A collective of three-wheeler driver associations have requested Transport Management Minister Mahinda Amaraweera to establish a provincial-level regulatory authority for three-wheelers engaged in passenger transport services, the Ministry announced today.
In a meeting with the Minister yesterday, representatives of the associations recommended the introduction of a uniform to identify professional, full-time three-wheeler drives from other individuals driving three-wheelers and drivers working for ride-hailing companies.
A statement from the Transport Management Ministry said the associations also made a case for registering full-time professionals and for determining an age limit for driving a three-wheeler as a taxi.

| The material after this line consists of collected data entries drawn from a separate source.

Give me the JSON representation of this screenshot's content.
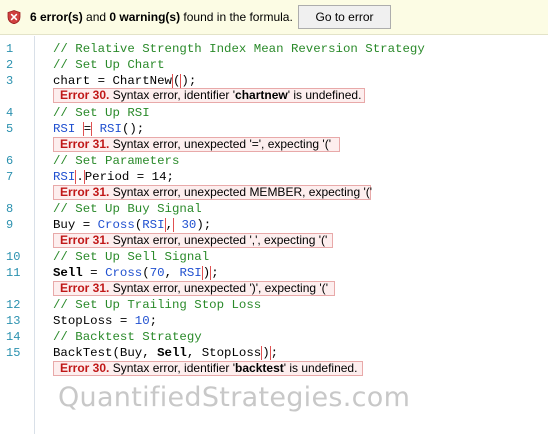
{
  "topbar": {
    "error_count": "6 error(s)",
    "and": " and ",
    "warning_count": "0 warning(s)",
    "found_text": " found in the formula.",
    "goto_label": "Go to error",
    "icon": "error-shield-icon",
    "icon_color": "#c83232"
  },
  "lines": [
    {
      "num": "1",
      "text": "// Relative Strength Index Mean Reversion Strategy"
    },
    {
      "num": "2",
      "text": "// Set Up Chart"
    },
    {
      "num": "3",
      "text": "chart = ChartNew();"
    },
    {
      "num": "4",
      "text": "// Set Up RSI"
    },
    {
      "num": "5",
      "text": "RSI = RSI();"
    },
    {
      "num": "6",
      "text": "// Set Parameters"
    },
    {
      "num": "7",
      "text": "RSI.Period = 14;"
    },
    {
      "num": "8",
      "text": "// Set Up Buy Signal"
    },
    {
      "num": "9",
      "text": "Buy = Cross(RSI, 30);"
    },
    {
      "num": "10",
      "text": "// Set Up Sell Signal"
    },
    {
      "num": "11",
      "text": "Sell = Cross(70, RSI);"
    },
    {
      "num": "12",
      "text": "// Set Up Trailing Stop Loss"
    },
    {
      "num": "13",
      "text": "StopLoss = 10;"
    },
    {
      "num": "14",
      "text": "// Backtest Strategy"
    },
    {
      "num": "15",
      "text": "BackTest(Buy, Sell, StopLoss);"
    }
  ],
  "errors": [
    {
      "code": "Error 30.",
      "pre": " Syntax error, identifier '",
      "ident": "chartnew",
      "post": "' is undefined."
    },
    {
      "code": "Error 31.",
      "pre": " Syntax error, unexpected '=', expecting '(",
      "ident": "",
      "post": "'"
    },
    {
      "code": "Error 31.",
      "pre": " Syntax error, unexpected MEMBER, expecting '(",
      "ident": "",
      "post": "'"
    },
    {
      "code": "Error 31.",
      "pre": " Syntax error, unexpected ',', expecting '(",
      "ident": "",
      "post": "'"
    },
    {
      "code": "Error 31.",
      "pre": " Syntax error, unexpected ')', expecting '(",
      "ident": "",
      "post": "'"
    },
    {
      "code": "Error 30.",
      "pre": " Syntax error, identifier '",
      "ident": "backtest",
      "post": "' is undefined."
    }
  ],
  "watermark": "QuantifiedStrategies.com",
  "colors": {
    "comment": "#2a8a2a",
    "builtin": "#2050d0",
    "line_number": "#2b91af",
    "error_code": "#c01818",
    "error_bg": "#fdeeee",
    "banner_bg": "#fcfce4"
  }
}
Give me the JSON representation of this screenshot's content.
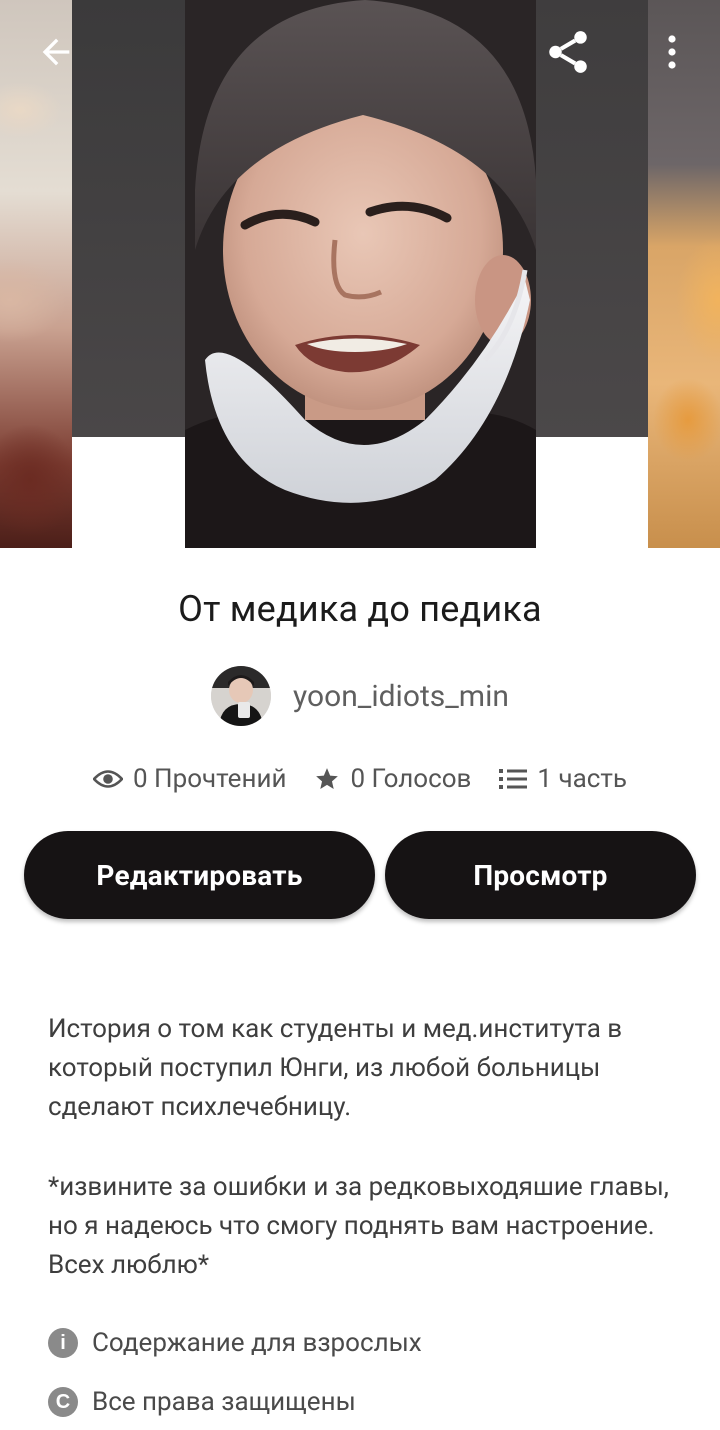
{
  "header": {
    "back_icon": "arrow-left-icon",
    "share_icon": "share-icon",
    "more_icon": "more-vertical-icon"
  },
  "story": {
    "title": "От медика до педика",
    "author": "yoon_idiots_min"
  },
  "stats": {
    "reads": "0 Прочтений",
    "votes": "0 Голосов",
    "parts": "1 часть"
  },
  "actions": {
    "edit_label": "Редактировать",
    "view_label": "Просмотр"
  },
  "description": {
    "paragraph1": "История о том как студенты и мед.института в который поступил Юнги, из любой больницы сделают психлечебницу.",
    "paragraph2": "*извините за ошибки и за редковыходяшие главы, но я надеюсь что смогу поднять вам настроение. Всех люблю*"
  },
  "meta": {
    "mature_label": "Содержание для взрослых",
    "copyright_label": "Все права защищены"
  },
  "colors": {
    "button_bg": "#161314",
    "button_text": "#ffffff",
    "text_muted": "#5f5f5f"
  }
}
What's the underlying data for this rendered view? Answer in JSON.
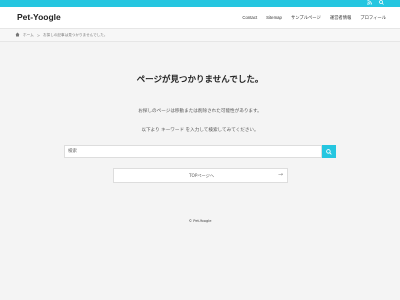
{
  "topbar": {
    "icons": [
      "rss-icon",
      "search-icon"
    ],
    "accent": "#25c6e0"
  },
  "header": {
    "logo": "Pet-Yoogle",
    "nav": [
      "Contact",
      "Sitemap",
      "サンプルページ",
      "運営者情報",
      "プロフィール"
    ]
  },
  "breadcrumb": {
    "home": "ホーム",
    "separator": ">",
    "current": "お探しの記事は見つかりませんでした。"
  },
  "main": {
    "title": "ページが見つかりませんでした。",
    "message1": "お探しのページは移動または削除された可能性があります。",
    "message2": "以下より キーワード を入力して検索してみてください。",
    "search_placeholder": "検索",
    "top_button": "TOPページへ",
    "top_button_arrow": "→"
  },
  "footer": {
    "copyright": "© Pet-Yoogle"
  }
}
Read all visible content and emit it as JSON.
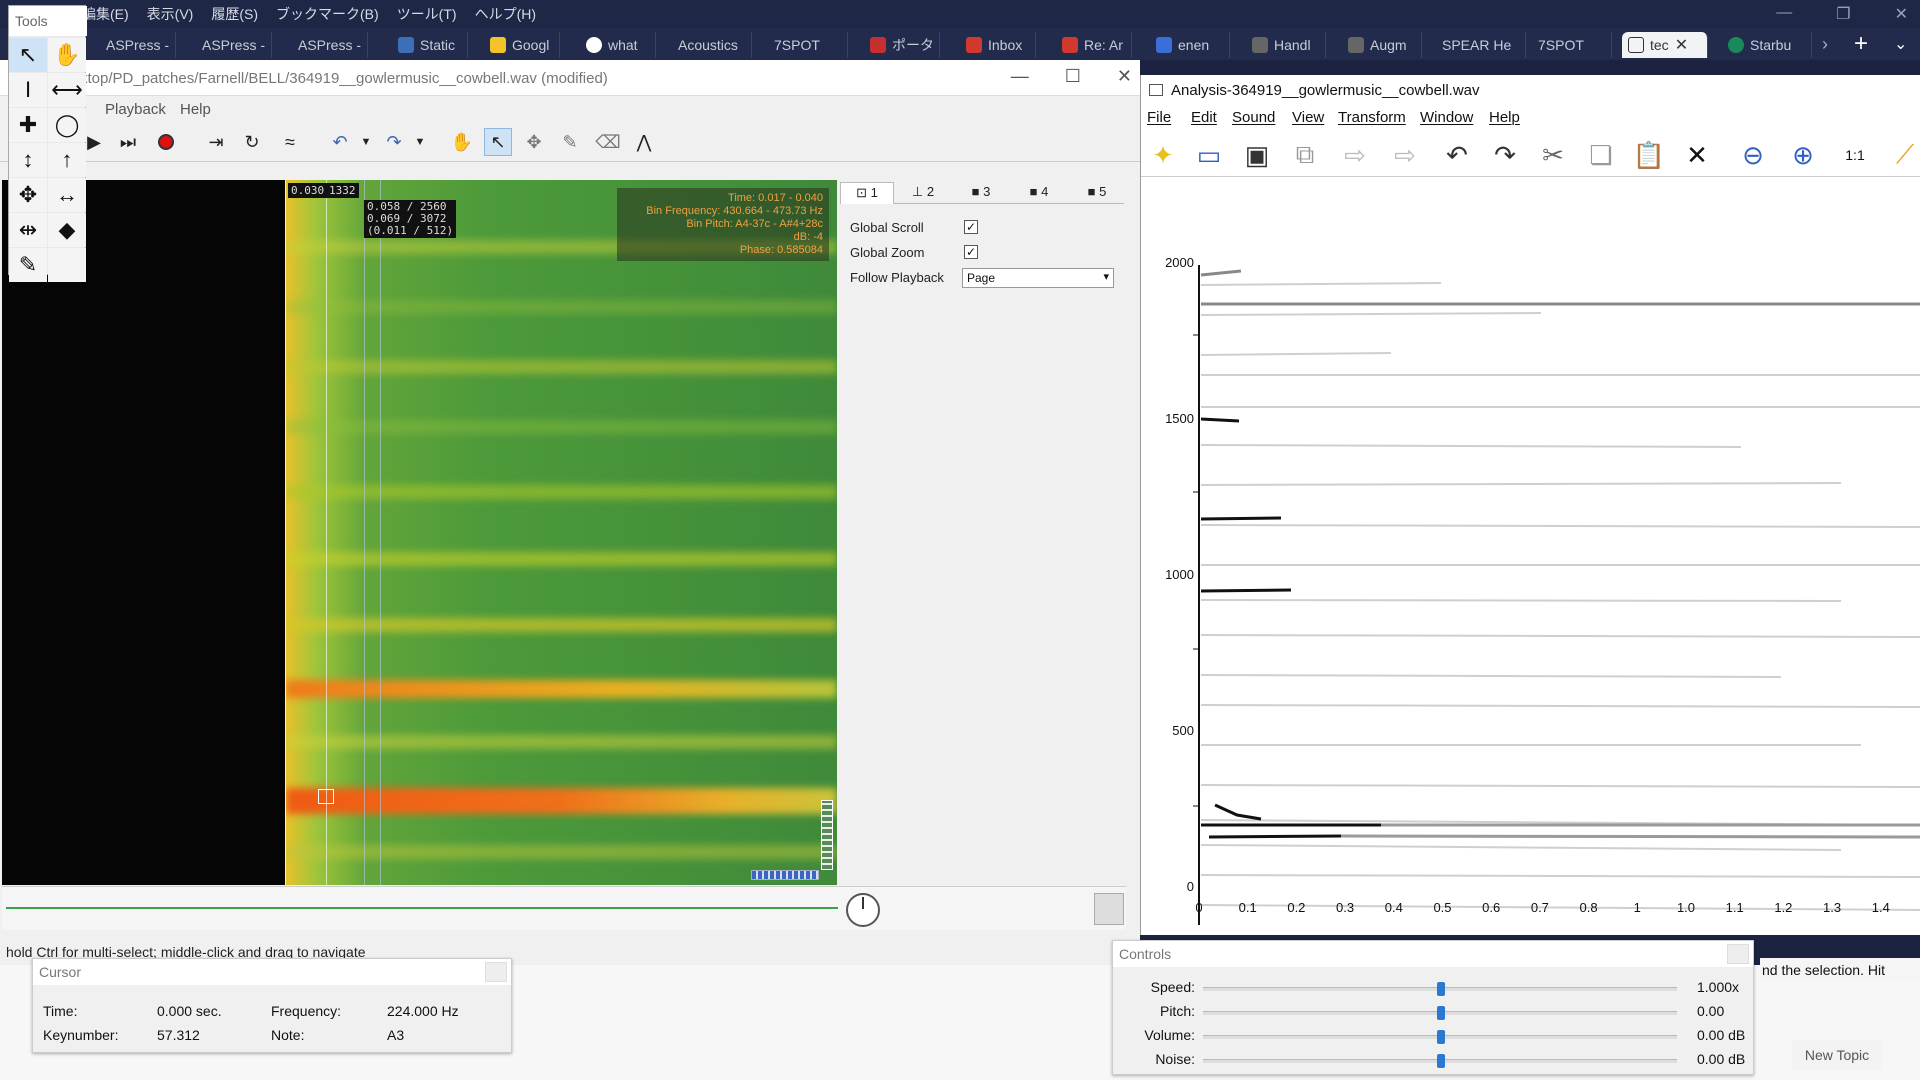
{
  "browser": {
    "menu": [
      "編集(E)",
      "表示(V)",
      "履歴(S)",
      "ブックマーク(B)",
      "ツール(T)",
      "ヘルプ(H)"
    ],
    "tabs": [
      "ASPress -",
      "ASPress -",
      "ASPress -",
      "Static",
      "Googl",
      "what",
      "Acoustics",
      "7SPOT",
      "ポータ",
      "Inbox",
      "Re: Ar",
      "enen",
      "Handl",
      "Augm",
      "SPEAR He",
      "7SPOT",
      "tec",
      "Starbu"
    ]
  },
  "tools_palette": {
    "title": "Tools"
  },
  "sv": {
    "title": "ktop/PD_patches/Farnell/BELL/364919__gowlermusic__cowbell.wav (modified)",
    "menu": [
      "Playback",
      "Help"
    ],
    "ruler": {
      "a": "0.030",
      "b": "1332",
      "c1": "0.058 / 2560",
      "c2": "0.069 / 3072",
      "c3": "(0.011 / 512)"
    },
    "info": {
      "time": "Time: 0.017 - 0.040",
      "binfreq": "Bin Frequency: 430.664 - 473.73 Hz",
      "binpitch": "Bin Pitch: A4-37c - A#4+28c",
      "db": "dB: -4",
      "phase": "Phase: 0.585084"
    },
    "tabs": [
      "1",
      "2",
      "3",
      "4",
      "5"
    ],
    "props": {
      "global_scroll": "Global Scroll",
      "global_zoom": "Global Zoom",
      "follow_playback": "Follow Playback",
      "follow_value": "Page"
    },
    "status": "hold Ctrl for multi-select; middle-click and drag to navigate"
  },
  "cursor_panel": {
    "title": "Cursor",
    "time_label": "Time:",
    "time_value": "0.000 sec.",
    "freq_label": "Frequency:",
    "freq_value": "224.000 Hz",
    "key_label": "Keynumber:",
    "key_value": "57.312",
    "note_label": "Note:",
    "note_value": "A3"
  },
  "spear": {
    "title": "Analysis-364919__gowlermusic__cowbell.wav",
    "menu": [
      "File",
      "Edit",
      "Sound",
      "View",
      "Transform",
      "Window",
      "Help"
    ],
    "yticks": [
      "2000",
      "1500",
      "1000",
      "500",
      "0"
    ],
    "xticks": [
      "0",
      "0.1",
      "0.2",
      "0.3",
      "0.4",
      "0.5",
      "0.6",
      "0.7",
      "0.8",
      "1",
      "1.0",
      "1.1",
      "1.2",
      "1.3",
      "1.4"
    ]
  },
  "controls_panel": {
    "title": "Controls",
    "rows": [
      {
        "label": "Speed:",
        "value": "1.000x"
      },
      {
        "label": "Pitch:",
        "value": "0.00"
      },
      {
        "label": "Volume:",
        "value": "0.00 dB"
      },
      {
        "label": "Noise:",
        "value": "0.00 dB"
      }
    ]
  },
  "right_status": "nd the selection.   Hit",
  "new_topic": "New Topic"
}
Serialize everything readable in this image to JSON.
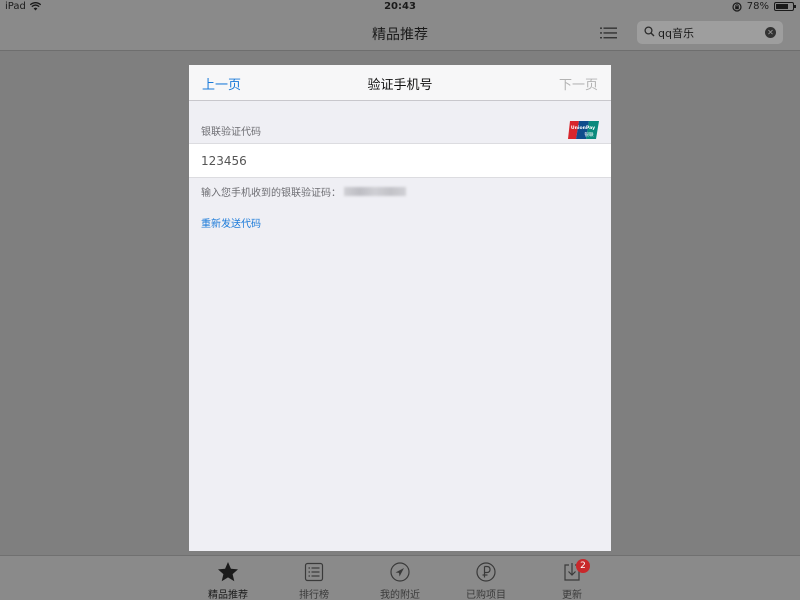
{
  "status_bar": {
    "device": "iPad",
    "time": "20:43",
    "battery": "78%",
    "battery_fraction": 0.78
  },
  "nav_bar": {
    "title": "精品推荐",
    "search_value": "qq音乐"
  },
  "modal": {
    "prev_label": "上一页",
    "title": "验证手机号",
    "next_label": "下一页",
    "section_label": "银联验证代码",
    "code_value": "123456",
    "hint": "输入您手机收到的银联验证码：",
    "resend": "重新发送代码",
    "logo": {
      "text_top": "UnionPay",
      "text_bottom": "银联"
    }
  },
  "tab_bar": {
    "tabs": [
      {
        "label": "精品推荐",
        "icon": "star-icon"
      },
      {
        "label": "排行榜",
        "icon": "list-icon"
      },
      {
        "label": "我的附近",
        "icon": "location-icon"
      },
      {
        "label": "已购项目",
        "icon": "purchased-icon"
      },
      {
        "label": "更新",
        "icon": "updates-icon"
      }
    ],
    "updates_badge": "2"
  }
}
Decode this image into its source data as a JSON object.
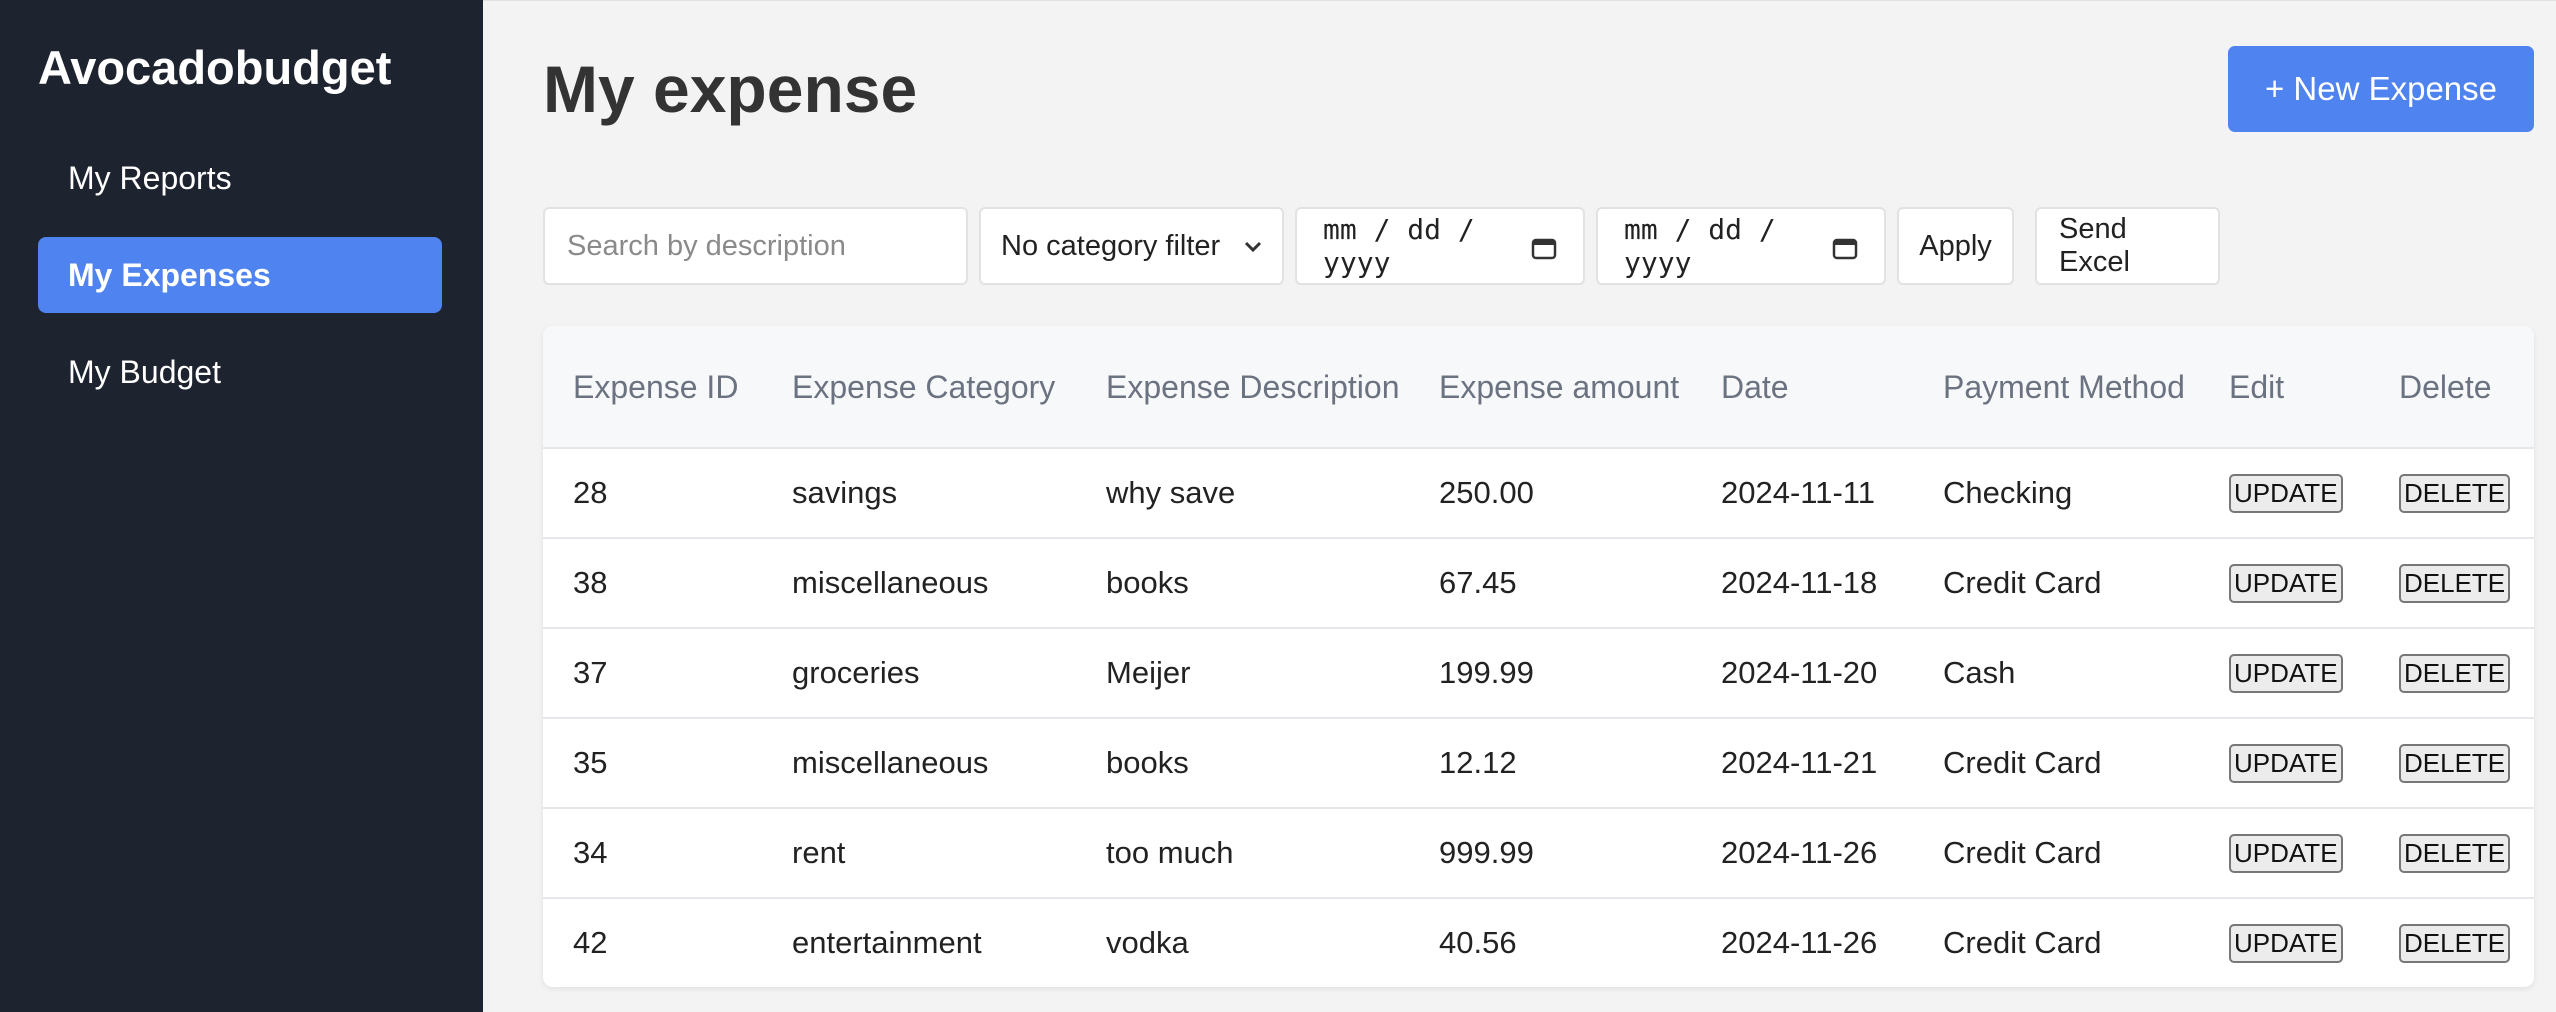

However, All-Island Three-Wheeler Drivers Union Chairman Lalith Dharmasekara told RepublicNext that all the association wants from the Minister is to implement the recommendations mentioned in a technical report compiled during the previous government.
A majority of the associations representing three-wheel drivers, he said, have been struggling to regulate the profession for the past 20 years.
To date, transport Ministers of successive governments have failed to implement three extraordinary gazettes pertaining to regulations for three-wheelers, he said. Namely extra-ordinary gazette no 1821/31 of 2013, no 2001/2 of 2017 and no 2035/51 of 2017.
The previous cabinet appointed an eight-member technical committee to prepare a report with recommendations for regulating the three-wheel drivers’ profession in Sri Lanka, said Dharmasekara.
After the report was submitted to the cabinet, he said, the government never took steps to implement its recommendations.
Dharmasekara went on to say the incumbent minister is trying to talk about small issues such as uniforms and registration of three-wheel drivers, which he said already comes under the “proper recommended regulations which they are not talking about.”
Noting that the Minister has also asked from the associations to appoint four members to represent all of them in order to take the discussions further, Dharmasekara said this was simply to buy more time till the upcoming parliamentary elections as there would be conflicts among the associations to decide on the four members.
Dharmasekara added that no government really wants to regulate the three-wheelers as there are a considerable amount of people who benefit from its irregularity which includes politicians and businessmen.
Out of over 1.2 million three-wheelers registered in the country, about 800,000 three-wheelers are engaged in the profession and around three million family members live on that income.